I just scanned thru the posts quickly, but Sign, when I read your stuff, I coulda sworn I was reading things written by me at your age--it was almost scary.
I'm Catholic as well, had zero success with the ladies, was horribly flat broke and in debt while in college and long afterwards, and just had plain bad luck. Here I was, a college graduate, making $10,000 a year, working at WalMart in the evenings, using food stamps, and my hair was falling out from having to pay my bills with credit cards. I put a lot of pressure on myself and often wondered what was wrong with me. I thought God wanted me to be a monk, cause I felt so lonely. I thought if I could find a special someone things would change. But unlike you, I never dated a girl longer than a month until I was 26--not even in high school or college.

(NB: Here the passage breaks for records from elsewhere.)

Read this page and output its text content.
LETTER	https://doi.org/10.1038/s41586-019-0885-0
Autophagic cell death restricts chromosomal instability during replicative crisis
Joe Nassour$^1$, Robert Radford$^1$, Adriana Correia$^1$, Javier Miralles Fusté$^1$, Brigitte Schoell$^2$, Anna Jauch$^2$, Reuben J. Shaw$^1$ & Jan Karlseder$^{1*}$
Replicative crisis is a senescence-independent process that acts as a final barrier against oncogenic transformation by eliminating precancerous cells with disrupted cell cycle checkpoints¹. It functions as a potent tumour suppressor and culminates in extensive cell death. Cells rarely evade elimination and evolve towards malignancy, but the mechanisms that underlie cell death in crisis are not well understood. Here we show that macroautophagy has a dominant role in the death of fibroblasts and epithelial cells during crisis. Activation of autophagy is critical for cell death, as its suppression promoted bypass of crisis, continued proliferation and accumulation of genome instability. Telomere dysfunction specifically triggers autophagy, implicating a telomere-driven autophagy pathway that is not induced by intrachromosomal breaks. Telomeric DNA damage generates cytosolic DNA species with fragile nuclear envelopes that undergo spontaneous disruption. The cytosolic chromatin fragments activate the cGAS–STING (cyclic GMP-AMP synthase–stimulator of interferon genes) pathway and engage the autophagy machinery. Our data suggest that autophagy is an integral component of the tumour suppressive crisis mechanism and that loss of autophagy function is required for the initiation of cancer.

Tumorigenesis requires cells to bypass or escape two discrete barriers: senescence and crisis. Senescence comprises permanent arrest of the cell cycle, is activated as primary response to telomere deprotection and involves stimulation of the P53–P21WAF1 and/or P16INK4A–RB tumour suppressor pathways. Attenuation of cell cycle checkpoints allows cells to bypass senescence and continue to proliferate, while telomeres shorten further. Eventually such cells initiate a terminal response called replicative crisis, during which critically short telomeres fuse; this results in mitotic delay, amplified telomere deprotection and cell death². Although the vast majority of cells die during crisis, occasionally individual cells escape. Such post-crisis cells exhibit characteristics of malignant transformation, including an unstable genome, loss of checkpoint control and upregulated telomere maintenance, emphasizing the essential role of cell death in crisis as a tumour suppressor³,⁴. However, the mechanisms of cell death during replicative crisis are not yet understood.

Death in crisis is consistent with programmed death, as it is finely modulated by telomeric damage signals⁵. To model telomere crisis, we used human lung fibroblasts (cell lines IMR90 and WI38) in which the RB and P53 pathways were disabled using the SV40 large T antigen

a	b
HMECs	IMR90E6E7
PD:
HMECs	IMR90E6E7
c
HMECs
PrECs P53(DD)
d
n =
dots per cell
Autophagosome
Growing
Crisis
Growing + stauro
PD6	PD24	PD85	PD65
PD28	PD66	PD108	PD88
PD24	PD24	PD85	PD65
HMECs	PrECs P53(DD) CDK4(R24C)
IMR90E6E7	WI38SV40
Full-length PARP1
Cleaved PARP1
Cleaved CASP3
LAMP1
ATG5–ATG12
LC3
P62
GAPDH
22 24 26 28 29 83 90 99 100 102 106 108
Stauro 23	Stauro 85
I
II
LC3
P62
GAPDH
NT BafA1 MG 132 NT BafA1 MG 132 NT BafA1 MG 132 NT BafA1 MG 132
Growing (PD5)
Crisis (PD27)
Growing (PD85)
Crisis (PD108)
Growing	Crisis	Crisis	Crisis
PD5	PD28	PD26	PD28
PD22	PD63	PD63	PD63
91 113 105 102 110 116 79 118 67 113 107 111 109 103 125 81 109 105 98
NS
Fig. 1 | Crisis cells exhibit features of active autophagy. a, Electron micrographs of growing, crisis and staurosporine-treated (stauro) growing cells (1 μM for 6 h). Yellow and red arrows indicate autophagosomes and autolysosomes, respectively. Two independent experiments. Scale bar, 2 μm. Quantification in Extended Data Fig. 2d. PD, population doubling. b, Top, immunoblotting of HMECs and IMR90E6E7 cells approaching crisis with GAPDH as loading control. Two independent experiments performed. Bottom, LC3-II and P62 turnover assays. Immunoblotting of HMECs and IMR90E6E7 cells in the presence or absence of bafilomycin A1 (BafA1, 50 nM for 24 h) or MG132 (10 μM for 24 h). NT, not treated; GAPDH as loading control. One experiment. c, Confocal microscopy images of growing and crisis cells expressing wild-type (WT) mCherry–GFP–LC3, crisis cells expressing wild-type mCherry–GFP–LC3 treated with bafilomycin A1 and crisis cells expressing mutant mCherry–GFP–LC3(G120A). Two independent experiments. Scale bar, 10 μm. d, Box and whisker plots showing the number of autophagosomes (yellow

I had one guy who was my "spiritual adviser." He was just a Christian, one of the nicest, most up-beat guys I ever met. I never saw him upset, depressed, angry, negative, bitter--he was unbelievable. I would call him at 2 or 3 in the morning with my sob stories (he worked 2 jobs, one during graveyard shift). He always made me feel better. After being spiritual my whole life, I had pretty much given up on God and blamed him. At one point, when I was about 27 (I'm 36 now), I made a horrible decision regarding a female that I thought was the one. I went into a major year long bout of depression. I tried to get thru it on my own using self-help books. Finally, I said F it, I'm just gonna go out and enjoy life and quit worrying about things so much. Once I made that decision, a huge burden was lifted off me and things started to turn around. When negative things happened, I just took it all in stride. Now, I did some regrettable things--promiscuous--but things kept improving. Things weren't always rosy, but I was really enjoying life, I was climbing the empoyment ladder, meeting women, then boom, I met my future wife. And then it all went downhill from there. Just kidding

My only regret bout marriage is that I was finally at a point where I felt free and liberated for the first time--marriage took that away a bit.
I still have lot of unhappy times--I really hate my current job for example--but I rarely get stressed or worried, because I know it will all work ou somehow. I have slowly found my spiritual faith, but never to the point like when I was younger. I have totally questioned the catholic church and a lot of things about organized religion, so I just stick with "faith." My best advice, find someone who you can talk to like my friend. Or maybe you have found that here. Just remember, no matter how bad you think things are, there's always people who have it even worse. Be grateful for the good things in your life--your health, friends, family, roof over your head, the ability to wake up without war, poverty, disease, etc.........good luck.